The United States Supreme Court recently agreed to hear a petition by Octane Fitness LLC, which is seeking well over $1 million in attorneys fees after defeating a patent lawsuit brought by Icon Health & Fitness, Inc.


 

“This is an incredible opportunity for potentially changing how business is conducted across all industries affected by patent lawsuits,” said Dennis Lee, president and CEO of Octane Fitness. “We look forward to possibly helping curb baseless patent lawsuits in the future, thereby letting companies like ours focus valuable resources on their areas of expertise.”

 

 

In October 2012, the United States Court of Appeals for the Federal Circuit unanimously affirmed a previous ruling by the United States District Court for the District of Minnesota rejecting a claim by Icon Health and Fitness Inc., that several of Octane Fitness’s elliptical machines infringed upon two of its patents.

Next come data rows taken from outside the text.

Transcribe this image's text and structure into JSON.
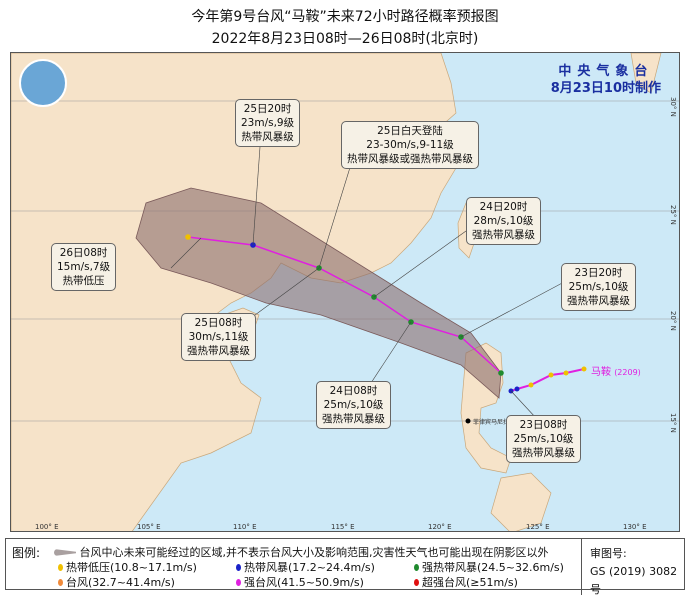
{
  "title": "今年第9号台风“马鞍”未来72小时路径概率预报图",
  "subtitle": "2022年8月23日08时—26日08时(北京时)",
  "agency": {
    "name": "中央气象台",
    "issued": "8月23日10时制作"
  },
  "storm": {
    "name": "马鞍",
    "id": "(2209)"
  },
  "axes": {
    "lon": [
      "100° E",
      "105° E",
      "110° E",
      "115° E",
      "120° E",
      "125° E",
      "130° E"
    ],
    "lat": [
      "30° N",
      "25° N",
      "20° N",
      "15° N"
    ]
  },
  "forecast_points": [
    {
      "time": "23日08时",
      "wind": "25m/s,10级",
      "category": "强热带风暴级",
      "color": "#1f8a2e"
    },
    {
      "time": "23日20时",
      "wind": "25m/s,10级",
      "category": "强热带风暴级",
      "color": "#1f8a2e"
    },
    {
      "time": "24日08时",
      "wind": "25m/s,10级",
      "category": "强热带风暴级",
      "color": "#1f8a2e"
    },
    {
      "time": "24日20时",
      "wind": "28m/s,10级",
      "category": "强热带风暴级",
      "color": "#1f8a2e"
    },
    {
      "time": "25日08时",
      "wind": "30m/s,11级",
      "category": "强热带风暴级",
      "color": "#1f8a2e"
    },
    {
      "time": "25日20时",
      "wind": "23m/s,9级",
      "category": "热带风暴级",
      "color": "#1a22c8"
    },
    {
      "time": "26日08时",
      "wind": "15m/s,7级",
      "category": "热带低压",
      "color": "#f0c000"
    }
  ],
  "landfall": {
    "time": "25日白天登陆",
    "wind": "23-30m/s,9-11级",
    "category": "热带风暴级或强热带风暴级"
  },
  "city": "菲律宾马尼拉",
  "legend": {
    "head": "图例:",
    "cone": "台风中心未来可能经过的区域,并不表示台风大小及影响范围,灾害性天气也可能出现在阴影区以外",
    "items": [
      {
        "label": "热带低压(10.8~17.1m/s)",
        "color": "#f0c000"
      },
      {
        "label": "热带风暴(17.2~24.4m/s)",
        "color": "#1a22c8"
      },
      {
        "label": "强热带风暴(24.5~32.6m/s)",
        "color": "#1f8a2e"
      },
      {
        "label": "台风(32.7~41.4m/s)",
        "color": "#f08a3a"
      },
      {
        "label": "强台风(41.5~50.9m/s)",
        "color": "#e020e0"
      },
      {
        "label": "超强台风(≥51m/s)",
        "color": "#e01010"
      }
    ],
    "approval_label": "审图号:",
    "approval_no": "GS (2019) 3082号"
  }
}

At this time, Octane was denied attorneys’ fees because the case wasn’t deemed “exceptional” enough to warrant them.

 

 

In its petition, Octane argued that this statutory interpretation has become a “rigid and virtually insurmountable test,” which “encourages overly aggressive and unscrupulous patent owners to assert weak patent claims to coerce patent settlements or otherwise gain unfair competitive advantage.”

 

 

Octane submits that trial judges should be able to award fees when a patent holder “unreasonably pursues a case having an objectively low likelihood of success” to serve as a deterrent to litigation abuse via groundless lawsuits.

 

 

“We founded Octane on proprietary, patented fitness equipment designs, and have built the company on innovation and due diligence to ensure that our intellectual property does not infringe upon other patents,” noted Lee.

 

 

The Supreme Court is expected to hear the case, number 12-1184, in February 2014.